Eliminating "data silos"
Another of Oliver Kimberger's objectives is to eliminate "data silos" in the hospital, as these currently massively restrict research efforts – the term data silos refers to data that is "isolated" in separate departments, which cannot be adequately linked for interdisciplinary use, if at all, and/or are unstructured and not digitally readable. There is also the problem of exchanging medical data between hospitals, an aspect of the "silo mentality". It is only really possible to develop inclusive AI methods and Machine Learning algorithms if as many hospitals as possible are included in the development of algorithms, so that the algorithms are not merely based on the limited "patient diversity" from just one hospital but on various patient populations, thus removing as much potential bias as possible. MedUni Vienna's Division of General Anesthesia and Intensive Care Medicine paves the way in this field, for example by participating in the EHDEN (European Health Data Evidence Network -www.ehden.eu) project led by Oliver Kimberger, which aims to implement standardised EU-wide coding of research databases, to facilitate transnational projects within the EU and establish a valuable foundation for cross-hospital perioperative data science.

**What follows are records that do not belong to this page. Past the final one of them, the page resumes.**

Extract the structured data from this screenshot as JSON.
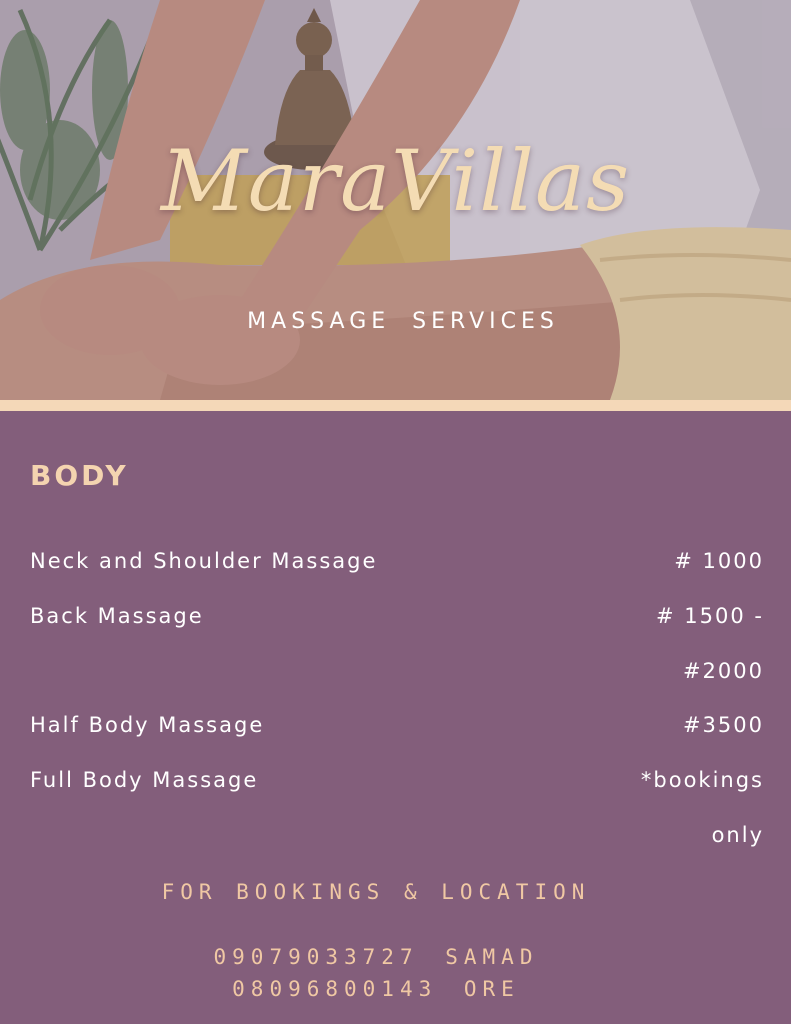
{
  "brand": {
    "name": "MaraVillas",
    "tagline": "MASSAGE SERVICES"
  },
  "menu": {
    "section": "BODY",
    "items": [
      {
        "name": "Neck and Shoulder Massage",
        "price": "# 1000"
      },
      {
        "name": "Back Massage",
        "price": "# 1500 -",
        "price_cont": "#2000"
      },
      {
        "name": "Half Body Massage",
        "price": "#3500"
      },
      {
        "name": "Full Body Massage",
        "price": "*bookings",
        "price_cont": "only"
      }
    ]
  },
  "contact": {
    "heading": "FOR BOOKINGS & LOCATION",
    "phones": [
      {
        "number": "09079033727",
        "name": "SAMAD"
      },
      {
        "number": "08096800143",
        "name": "ORE"
      }
    ]
  },
  "colors": {
    "background": "#835e7b",
    "accent": "#f4d4b0",
    "divider": "#f4d8b8",
    "text": "#ffffff"
  },
  "image": {
    "description_icon": "massage-photo",
    "elements": [
      "palm-plant",
      "buddha-statue",
      "massage-hands",
      "towel"
    ]
  }
}
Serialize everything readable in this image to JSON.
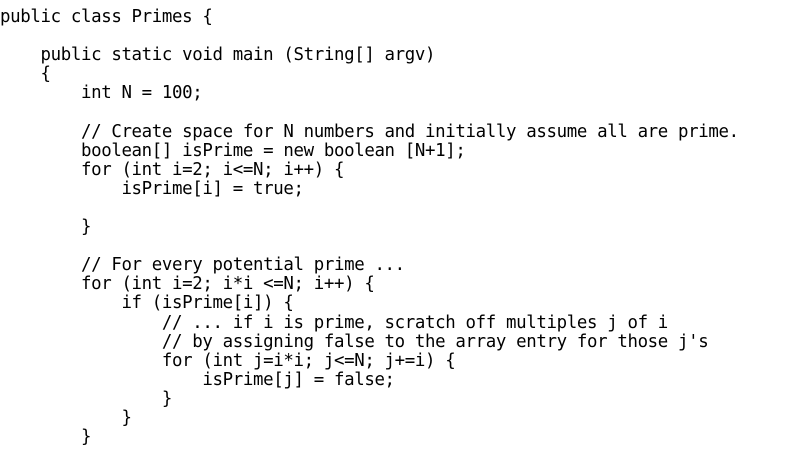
{
  "code": {
    "lines": [
      "public class Primes {",
      "",
      "    public static void main (String[] argv)",
      "    {",
      "        int N = 100;",
      "",
      "        // Create space for N numbers and initially assume all are prime.",
      "        boolean[] isPrime = new boolean [N+1];",
      "        for (int i=2; i<=N; i++) {",
      "            isPrime[i] = true;",
      "",
      "        }",
      "",
      "        // For every potential prime ...",
      "        for (int i=2; i*i <=N; i++) {",
      "            if (isPrime[i]) {",
      "                // ... if i is prime, scratch off multiples j of i",
      "                // by assigning false to the array entry for those j's",
      "                for (int j=i*i; j<=N; j+=i) {",
      "                    isPrime[j] = false;",
      "                }",
      "            }",
      "        }"
    ]
  }
}
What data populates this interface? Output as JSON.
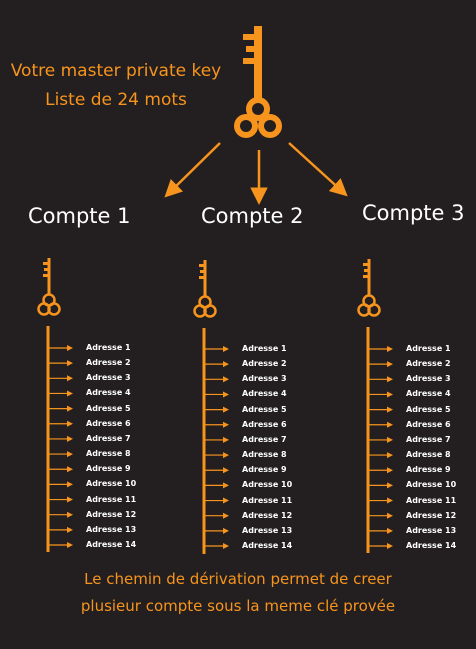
{
  "master": {
    "line1": "Votre master private key",
    "line2": "Liste de 24 mots"
  },
  "accounts": [
    {
      "label": "Compte 1",
      "addresses": [
        "Adresse 1",
        "Adresse 2",
        "Adresse 3",
        "Adresse 4",
        "Adresse 5",
        "Adresse 6",
        "Adresse 7",
        "Adresse 8",
        "Adresse 9",
        "Adresse 10",
        "Adresse 11",
        "Adresse 12",
        "Adresse 13",
        "Adresse 14"
      ]
    },
    {
      "label": "Compte 2",
      "addresses": [
        "Adresse 1",
        "Adresse 2",
        "Adresse 3",
        "Adresse 4",
        "Adresse 5",
        "Adresse 6",
        "Adresse 7",
        "Adresse 8",
        "Adresse 9",
        "Adresse 10",
        "Adresse 11",
        "Adresse 12",
        "Adresse 13",
        "Adresse 14"
      ]
    },
    {
      "label": "Compte 3",
      "addresses": [
        "Adresse 1",
        "Adresse 2",
        "Adresse 3",
        "Adresse 4",
        "Adresse 5",
        "Adresse 6",
        "Adresse 7",
        "Adresse 8",
        "Adresse 9",
        "Adresse 10",
        "Adresse 11",
        "Adresse 12",
        "Adresse 13",
        "Adresse 14"
      ]
    }
  ],
  "caption": {
    "line1": "Le chemin de dérivation permet de creer",
    "line2": "plusieur compte sous la meme clé provée"
  },
  "colors": {
    "background": "#231f20",
    "accent": "#f7941d",
    "text": "#ffffff"
  },
  "icons": {
    "master_key": "key-icon",
    "account_key": "key-icon"
  }
}
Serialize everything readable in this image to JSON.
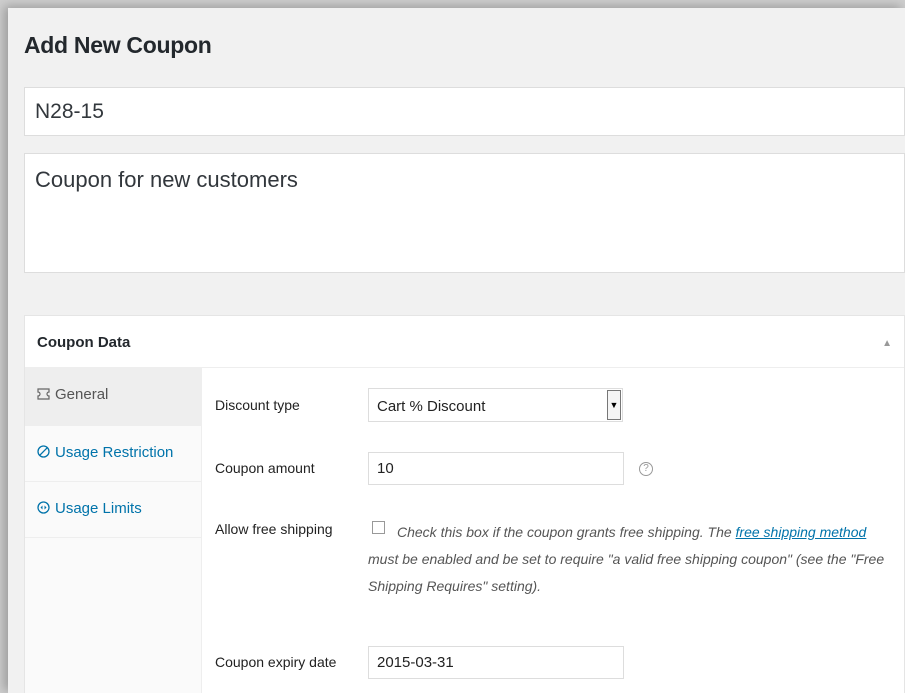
{
  "page": {
    "title": "Add New Coupon"
  },
  "coupon": {
    "code": "N28-15",
    "description": "Coupon for new customers"
  },
  "coupon_data": {
    "title": "Coupon Data",
    "tabs": [
      {
        "label": "General",
        "icon": "ticket-icon",
        "active": true
      },
      {
        "label": "Usage Restriction",
        "icon": "restriction-icon",
        "active": false
      },
      {
        "label": "Usage Limits",
        "icon": "limits-icon",
        "active": false
      }
    ],
    "fields": {
      "discount_type": {
        "label": "Discount type",
        "value": "Cart % Discount"
      },
      "coupon_amount": {
        "label": "Coupon amount",
        "value": "10"
      },
      "free_shipping": {
        "label": "Allow free shipping",
        "checked": false,
        "desc_before": "Check this box if the coupon grants free shipping. The ",
        "link_text": "free shipping method",
        "desc_after": " must be enabled and be set to require \"a valid free shipping coupon\" (see the \"Free Shipping Requires\" setting)."
      },
      "expiry_date": {
        "label": "Coupon expiry date",
        "value": "2015-03-31"
      }
    }
  }
}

"The use of AI and Machine Learning techniques in the analysis of perioperative data will provide a disruptive developmental boost to anaesthesiology and critical care medicine, leading to a fundamental change in the discipline. The combination of a highly multidisciplinary scientific environment and a large clinical operation is the ideal setting for further development and for dealing with the scientific challenges of perioperative information management."

About Oliver Kimberger
Oliver Kimberger is a postdoc consultant anaesthesiologist. He completed a postgraduate course in Statistics and Biometrics at the University of Heidelberg (MSc) and an MBA in Health Care Management at MedUni Vienna. He also spent a two-year study placement at the Inselspital University Hospital in Berne (Switzerland).

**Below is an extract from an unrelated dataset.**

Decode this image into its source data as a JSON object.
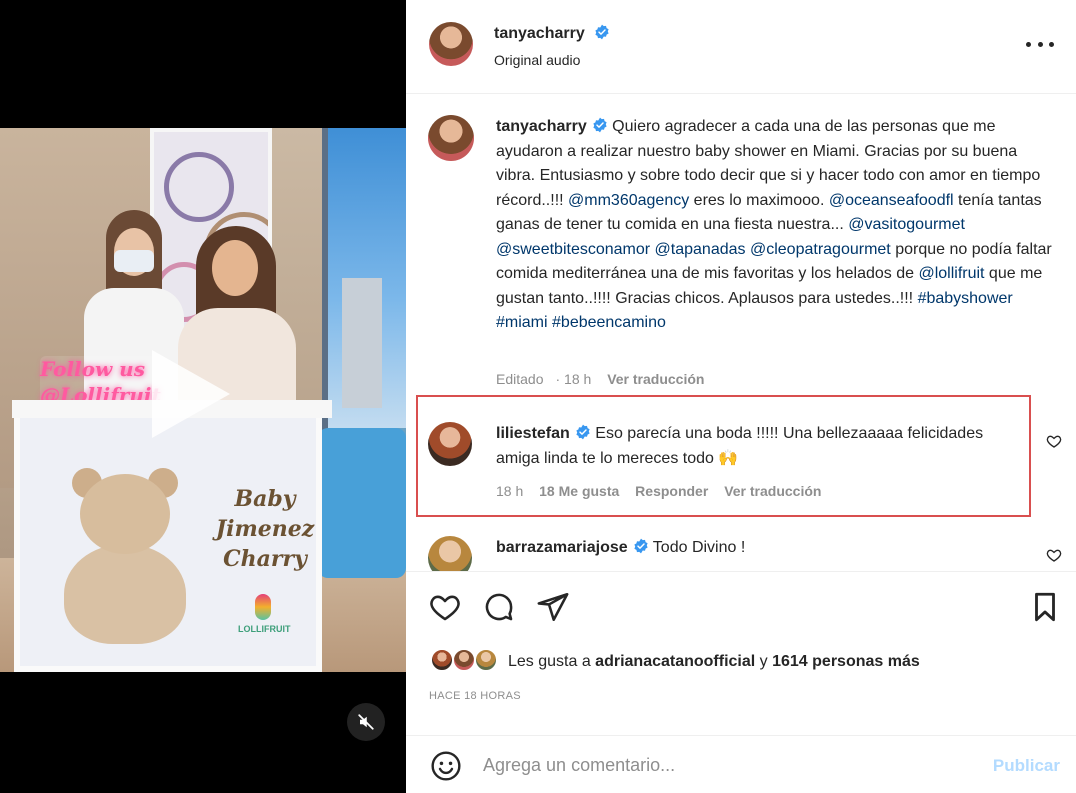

Kimberger is the director of trauma anaesthesia and works as Deputy Head of the Division of General Anaesthesia and Intensive Care Medicine of the Medical University of Vienna.

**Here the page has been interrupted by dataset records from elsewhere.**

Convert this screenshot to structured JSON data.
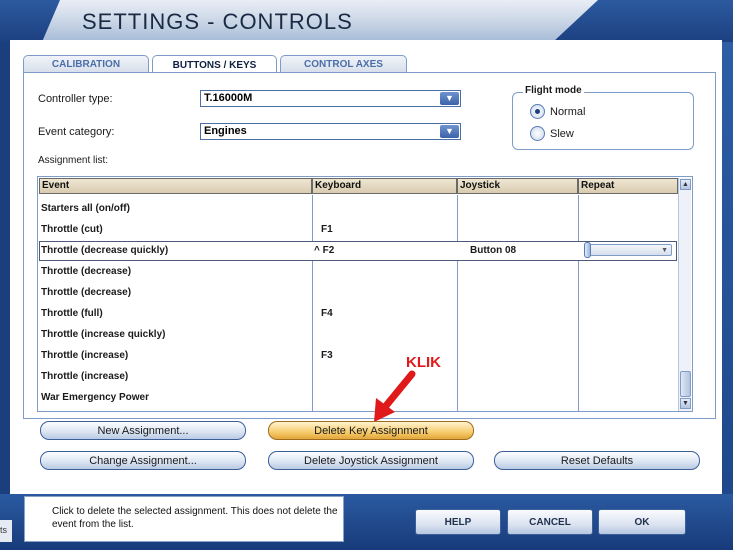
{
  "window": {
    "title": "SETTINGS - CONTROLS"
  },
  "tabs": [
    {
      "label": "CALIBRATION",
      "active": false
    },
    {
      "label": "BUTTONS / KEYS",
      "active": true
    },
    {
      "label": "CONTROL AXES",
      "active": false
    }
  ],
  "form": {
    "controller_type_label": "Controller type:",
    "controller_type_value": "T.16000M",
    "event_category_label": "Event category:",
    "event_category_value": "Engines",
    "assignment_list_label": "Assignment list:"
  },
  "flight_mode": {
    "legend": "Flight mode",
    "options": [
      {
        "label": "Normal",
        "selected": true
      },
      {
        "label": "Slew",
        "selected": false
      }
    ]
  },
  "table": {
    "columns": [
      "Event",
      "Keyboard",
      "Joystick",
      "Repeat"
    ],
    "rows": [
      {
        "event": "Starters all (on/off)",
        "keyboard": "",
        "joystick": ""
      },
      {
        "event": "Throttle (cut)",
        "keyboard": "F1",
        "joystick": ""
      },
      {
        "event": "Throttle (decrease quickly)",
        "keyboard": "^ F2",
        "joystick": "Button 08",
        "selected": true
      },
      {
        "event": "Throttle (decrease)",
        "keyboard": "",
        "joystick": ""
      },
      {
        "event": "Throttle (decrease)",
        "keyboard": "",
        "joystick": ""
      },
      {
        "event": "Throttle (full)",
        "keyboard": "F4",
        "joystick": ""
      },
      {
        "event": "Throttle (increase quickly)",
        "keyboard": "",
        "joystick": ""
      },
      {
        "event": "Throttle (increase)",
        "keyboard": "F3",
        "joystick": ""
      },
      {
        "event": "Throttle (increase)",
        "keyboard": "",
        "joystick": ""
      },
      {
        "event": "War Emergency Power",
        "keyboard": "",
        "joystick": ""
      }
    ]
  },
  "annotation": {
    "text": "KLIK",
    "color": "#e01a1a"
  },
  "buttons": {
    "new_assignment": "New Assignment...",
    "delete_key_assignment": "Delete Key Assignment",
    "change_assignment": "Change Assignment...",
    "delete_joystick_assignment": "Delete Joystick Assignment",
    "reset_defaults": "Reset Defaults"
  },
  "help": {
    "text": "Click to delete the selected assignment. This does not delete the event from the list.",
    "left_stub": "ts"
  },
  "footer": {
    "help": "HELP",
    "cancel": "CANCEL",
    "ok": "OK"
  },
  "colors": {
    "frame": "#2d5fa8",
    "header_bg": "#d9cbb0",
    "accent_orange": "#f6cc6c"
  }
}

At the Medical University of Vienna, he is also the director of the department’s Data Science group, which is attached to both the Division of General Anaesthesia and Intensive Care Medicine and the Ludwig Boltzmann Institute for Digital Health and Patient Safety which is hosted by the Division of Anaesthesia and Intensive Care Medicine of the Department of Anesthesia, Critical Care and Pain Medicine of MedUni Vienna and Vienna General Hospital.

He is a member of the Austrian Society of Anaesthesiology, Resuscitation and Emergency Medicine and of the European Society of Anaesthesiology. His research interests include topics such as microcirculation & fluid management, patient temperature management, Big Data, Artificial Intelligence and the digital transformation of medicine.